688 Healthcare-Associated Infection Rates and Device Utilization Ratios in Long-Term Acute Care Hospitals Reporting to the National Healthcare Safety Network

Saturday, March 20, 2010: 2:30 PM
Regency VI-VII (Hyatt Regency Atlanta)
Carolyn V. Gould, MD, MSCR , CDC, Atlanta, GA
Benjamin A. Kupronis, MPH , CDC, Atlanta, GA
Kathy Allen-Bridson, RN, BSN, CIC , CDC, Atlanta, GA
Kelly Peterson, BBA , CDC, Atlanta, GA
Teresa Horan, MPH , CDC, Atlanta, GA
Jonathan Edwards, MStat , CDC, Atlanta, GA


Long-term acute care hospitals (LTACHs) provide skilled, intensive care for patients with complex medical conditions for prolonged periods.  Little is known about healthcare-associated infection (HAI) rates or device utilization (DU) ratios in LTACHs.  In 2008, the National Healthcare Safety Network (NHSN) added LTACH as a facility type to the reporting system.  Prior to this, LTACH data could only be reported if an acute care hospital included an LTACH location as a specialty care area (i.e., hospital-within-hospital, HWH). 


To determine the number of LTACHs reporting to NHSN from 01/08-04/09 and to calculate rates of HAIs (temporary [nontunneled] and permanent [tunneled/implanted]) central line-associated bloodstream infections (TCLAB, PCLAB), catheter-associated urinary tract infections (CAUTI), and ventilator-associated pneumonias (VAP) and DU ratios among these hospitals, comparing free-standing (FS) to HWH LTACHs. 


Descriptive statistics were used to evaluate the numbers of LTACHs reporting over the time period.  Pooled mean and median TCLAB, PCLAB, CAUTI, and VAP rates per 1000 device days and DU ratios were calculated.  HAI rates were compared between FS and HWH LTACHs using Poisson regression analysis and nonparametric tests.  DU ratios were compared using nonparametric tests.  All analyses were performed using SAS, version 9.2.

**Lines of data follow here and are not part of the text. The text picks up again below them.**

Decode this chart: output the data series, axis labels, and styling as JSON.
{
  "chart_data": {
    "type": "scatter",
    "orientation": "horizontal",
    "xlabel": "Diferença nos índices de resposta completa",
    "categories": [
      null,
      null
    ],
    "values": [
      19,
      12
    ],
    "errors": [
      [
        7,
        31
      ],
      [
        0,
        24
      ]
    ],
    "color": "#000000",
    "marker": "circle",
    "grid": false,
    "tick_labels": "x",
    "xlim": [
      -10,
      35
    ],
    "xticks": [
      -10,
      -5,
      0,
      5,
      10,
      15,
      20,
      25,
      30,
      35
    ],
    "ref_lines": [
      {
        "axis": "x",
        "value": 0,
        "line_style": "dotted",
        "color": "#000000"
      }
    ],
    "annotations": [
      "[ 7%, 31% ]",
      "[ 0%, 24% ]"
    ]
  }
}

48 LTACHs reported to NHSN in 2008, and a total of 50 (22 FS and 28 HWH) were reporting as of April 2009.  Pooled mean and median HAI rates and DU ratios for FS and HWH LTACHs are presented in the Table.  Although the pooled mean TCLAB rate was significantly higher in FS compared to HWH LTACHs, the medians were not different; four FS LTACHs had notably higher TCLAB rates compared to the others and thus were influential data points.  Pooled mean and median DU ratios for temporary central lines were significantly higher in HWH compared to FS LTACHs; other DU ratios were comparable between LTACH types.

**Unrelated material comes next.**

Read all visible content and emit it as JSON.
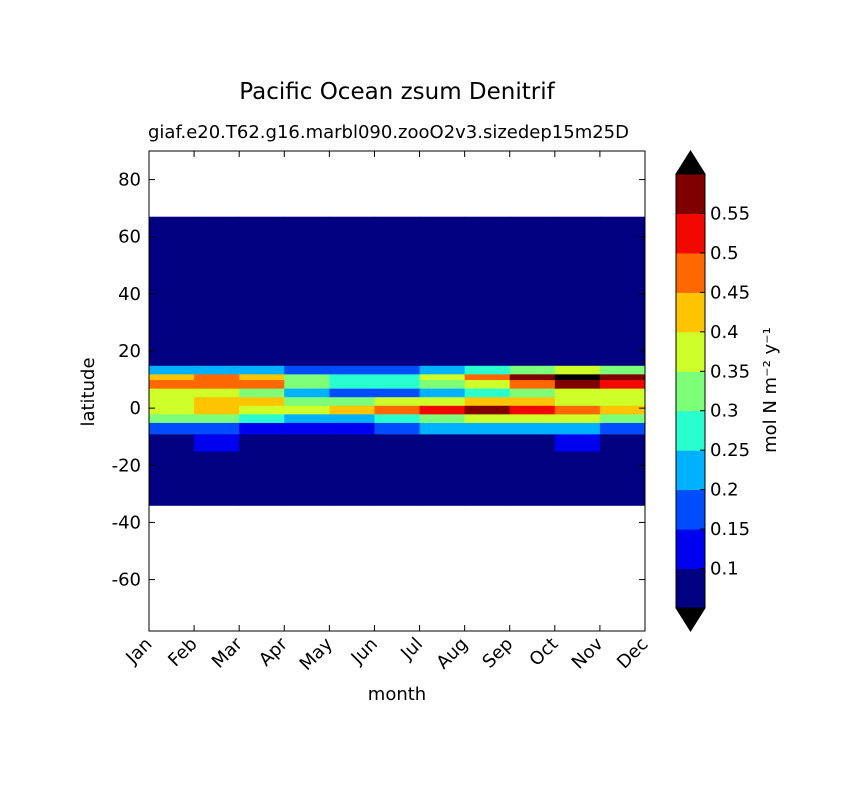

This is the first evaluation of surveillance data from LTACHs reporting to NHSN.  Comparing different LTACH types, greater variability in TCLAB rates was noted in FS compared to HWH LTACHs, and higher temporary central line DU was noted in HWH LTACHs.  Further exploration of the different levels of patient acuity in LTACHs may allow for additional stratification when reporting rates and provide more meaningful data.